Mysql – Is this correct normalization for the tables

database-designMySQLPHP

I think I'm confusing myself and making this too complicated. At this point, I need outside advice.

I have a Laravel 7 application where a user will enter orders. Each order has one customer. Each order has one contact. Each customer has many contacts, but contacts only belong to one customer.

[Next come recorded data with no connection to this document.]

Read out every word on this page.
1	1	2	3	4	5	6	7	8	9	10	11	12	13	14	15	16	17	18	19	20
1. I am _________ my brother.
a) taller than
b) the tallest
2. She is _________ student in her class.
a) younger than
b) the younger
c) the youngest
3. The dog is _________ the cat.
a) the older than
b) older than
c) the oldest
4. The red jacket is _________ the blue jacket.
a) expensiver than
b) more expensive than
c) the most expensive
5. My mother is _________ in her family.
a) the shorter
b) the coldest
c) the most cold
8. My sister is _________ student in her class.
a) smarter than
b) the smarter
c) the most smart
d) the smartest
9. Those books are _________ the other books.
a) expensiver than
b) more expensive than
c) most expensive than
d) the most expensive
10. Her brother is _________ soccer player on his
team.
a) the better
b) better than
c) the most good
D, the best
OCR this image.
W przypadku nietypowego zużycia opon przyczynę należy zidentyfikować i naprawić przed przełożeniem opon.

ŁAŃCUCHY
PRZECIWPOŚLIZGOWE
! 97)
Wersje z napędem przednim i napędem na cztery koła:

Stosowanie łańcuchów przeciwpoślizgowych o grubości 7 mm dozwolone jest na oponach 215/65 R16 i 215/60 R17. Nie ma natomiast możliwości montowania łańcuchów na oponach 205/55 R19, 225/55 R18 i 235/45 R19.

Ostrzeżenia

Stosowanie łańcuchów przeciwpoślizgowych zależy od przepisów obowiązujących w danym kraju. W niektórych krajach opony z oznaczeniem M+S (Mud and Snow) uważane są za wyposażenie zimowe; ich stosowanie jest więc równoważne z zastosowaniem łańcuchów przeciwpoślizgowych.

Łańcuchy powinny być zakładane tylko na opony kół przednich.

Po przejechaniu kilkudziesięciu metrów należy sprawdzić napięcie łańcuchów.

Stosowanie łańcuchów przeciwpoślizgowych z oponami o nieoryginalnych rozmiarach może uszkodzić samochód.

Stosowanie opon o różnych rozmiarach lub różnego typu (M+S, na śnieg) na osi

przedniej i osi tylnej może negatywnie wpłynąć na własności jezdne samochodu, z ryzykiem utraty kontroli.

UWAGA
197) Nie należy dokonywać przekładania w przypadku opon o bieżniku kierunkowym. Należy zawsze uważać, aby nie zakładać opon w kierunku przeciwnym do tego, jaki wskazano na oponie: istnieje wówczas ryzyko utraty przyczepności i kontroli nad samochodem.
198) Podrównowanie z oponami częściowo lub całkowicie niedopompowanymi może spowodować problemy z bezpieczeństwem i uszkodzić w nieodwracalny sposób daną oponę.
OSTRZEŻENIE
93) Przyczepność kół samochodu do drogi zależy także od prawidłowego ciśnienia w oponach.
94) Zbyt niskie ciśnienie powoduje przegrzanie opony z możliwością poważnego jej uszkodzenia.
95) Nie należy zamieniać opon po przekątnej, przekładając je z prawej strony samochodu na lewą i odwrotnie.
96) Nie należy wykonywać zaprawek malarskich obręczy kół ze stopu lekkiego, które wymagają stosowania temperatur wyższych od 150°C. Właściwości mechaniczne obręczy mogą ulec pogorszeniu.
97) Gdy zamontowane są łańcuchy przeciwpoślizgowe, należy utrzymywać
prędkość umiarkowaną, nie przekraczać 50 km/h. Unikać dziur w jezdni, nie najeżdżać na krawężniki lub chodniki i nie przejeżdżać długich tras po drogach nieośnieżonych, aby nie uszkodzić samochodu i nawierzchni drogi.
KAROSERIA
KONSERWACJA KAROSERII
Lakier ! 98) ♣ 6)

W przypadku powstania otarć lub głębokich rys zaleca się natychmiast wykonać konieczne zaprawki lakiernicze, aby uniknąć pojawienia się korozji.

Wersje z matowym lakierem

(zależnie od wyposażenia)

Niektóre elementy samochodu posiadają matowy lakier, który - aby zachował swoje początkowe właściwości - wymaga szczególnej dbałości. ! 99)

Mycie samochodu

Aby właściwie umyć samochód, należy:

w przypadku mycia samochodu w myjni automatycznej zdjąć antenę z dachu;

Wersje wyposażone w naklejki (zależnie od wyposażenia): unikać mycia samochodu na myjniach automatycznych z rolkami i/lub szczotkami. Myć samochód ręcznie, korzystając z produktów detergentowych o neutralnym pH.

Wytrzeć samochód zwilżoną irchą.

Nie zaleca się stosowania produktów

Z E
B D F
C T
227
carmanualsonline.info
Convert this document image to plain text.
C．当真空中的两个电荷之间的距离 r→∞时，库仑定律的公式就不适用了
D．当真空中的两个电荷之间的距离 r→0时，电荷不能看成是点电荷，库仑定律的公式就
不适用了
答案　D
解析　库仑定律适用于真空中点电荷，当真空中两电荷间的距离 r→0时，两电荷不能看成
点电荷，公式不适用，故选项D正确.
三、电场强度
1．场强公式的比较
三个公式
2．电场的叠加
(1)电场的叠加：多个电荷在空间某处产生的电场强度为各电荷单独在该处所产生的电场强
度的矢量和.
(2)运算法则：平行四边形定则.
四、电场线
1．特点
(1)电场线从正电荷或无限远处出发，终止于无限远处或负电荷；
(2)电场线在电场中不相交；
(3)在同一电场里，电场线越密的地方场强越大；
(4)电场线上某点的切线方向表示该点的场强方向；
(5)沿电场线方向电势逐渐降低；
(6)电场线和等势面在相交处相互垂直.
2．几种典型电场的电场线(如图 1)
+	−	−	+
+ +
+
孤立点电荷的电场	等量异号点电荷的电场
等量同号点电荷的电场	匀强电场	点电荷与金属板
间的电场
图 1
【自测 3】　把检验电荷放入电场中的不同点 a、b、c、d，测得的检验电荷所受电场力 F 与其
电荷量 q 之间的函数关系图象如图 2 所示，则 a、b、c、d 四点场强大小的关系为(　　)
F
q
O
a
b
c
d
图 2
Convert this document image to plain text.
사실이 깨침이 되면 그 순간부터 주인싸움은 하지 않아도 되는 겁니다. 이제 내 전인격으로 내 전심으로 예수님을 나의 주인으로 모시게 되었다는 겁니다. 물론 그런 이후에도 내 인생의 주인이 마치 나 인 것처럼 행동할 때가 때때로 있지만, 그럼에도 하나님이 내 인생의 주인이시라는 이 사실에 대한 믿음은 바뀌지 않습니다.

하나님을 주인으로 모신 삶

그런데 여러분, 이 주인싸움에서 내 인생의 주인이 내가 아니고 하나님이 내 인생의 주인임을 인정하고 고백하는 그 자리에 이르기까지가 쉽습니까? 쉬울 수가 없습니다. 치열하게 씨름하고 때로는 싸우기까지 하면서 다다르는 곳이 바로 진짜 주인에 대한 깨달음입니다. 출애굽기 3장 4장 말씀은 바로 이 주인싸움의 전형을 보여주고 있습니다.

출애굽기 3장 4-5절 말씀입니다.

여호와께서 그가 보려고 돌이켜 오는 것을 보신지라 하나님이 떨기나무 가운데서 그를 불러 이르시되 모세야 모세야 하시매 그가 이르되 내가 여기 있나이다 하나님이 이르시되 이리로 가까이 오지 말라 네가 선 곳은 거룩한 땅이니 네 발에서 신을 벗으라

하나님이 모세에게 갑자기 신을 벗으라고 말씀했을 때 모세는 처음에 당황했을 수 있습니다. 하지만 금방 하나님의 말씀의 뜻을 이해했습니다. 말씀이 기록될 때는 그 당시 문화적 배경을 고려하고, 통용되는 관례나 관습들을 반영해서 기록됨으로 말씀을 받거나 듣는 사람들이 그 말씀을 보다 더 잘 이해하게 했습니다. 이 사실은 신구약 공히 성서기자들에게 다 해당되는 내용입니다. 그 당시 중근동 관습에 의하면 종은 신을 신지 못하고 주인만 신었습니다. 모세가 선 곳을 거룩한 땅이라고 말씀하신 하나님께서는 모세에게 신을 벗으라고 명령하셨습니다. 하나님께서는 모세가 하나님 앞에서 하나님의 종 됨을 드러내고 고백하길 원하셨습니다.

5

When the user is entering the order and chooses a customer, another select field populates with contacts associated with that customer.

Here is my structure:

orders table:
id
customer_id
contact_id

Customers table:
id
name

Contacts table:
id
customer_id

Is this good or do I need to change the structure? I'm having trouble setting up the relationships in Laravel.

Best Answer

I'm not familiar enough with Laravel 7 to understand how well it implements alternate keys/composite keys, but this is basically what you've described: enter image description here

Notes:

  1. The alternate keys are crucial as an Id in and of itself does not provide uniqueness as required by the Relational Model. If I can spam "Customer 1, Dwayne Johnson" a million times into Contact then no key exists and there is a normalization error.
  2. The composite key (CustomerId, ContactId) is required to ensure CustomerId is migrated properly to Order
  3. IE is inversion entry, or non-unique index. This allows orders to be quickly searched by customer.
  4. ContactId itself is not unique. If you are using a ORM that requires an Id column on everything, you would need to make the relationship between Customer and Contact non-identifying. In doing so you will remove the ability to retrieve a customer's orders without joining to Contact first. Under no circumstances should you create a relation between Customer and Order as the Contact selected must belong to the Customer in question and this would introduce a normalization error.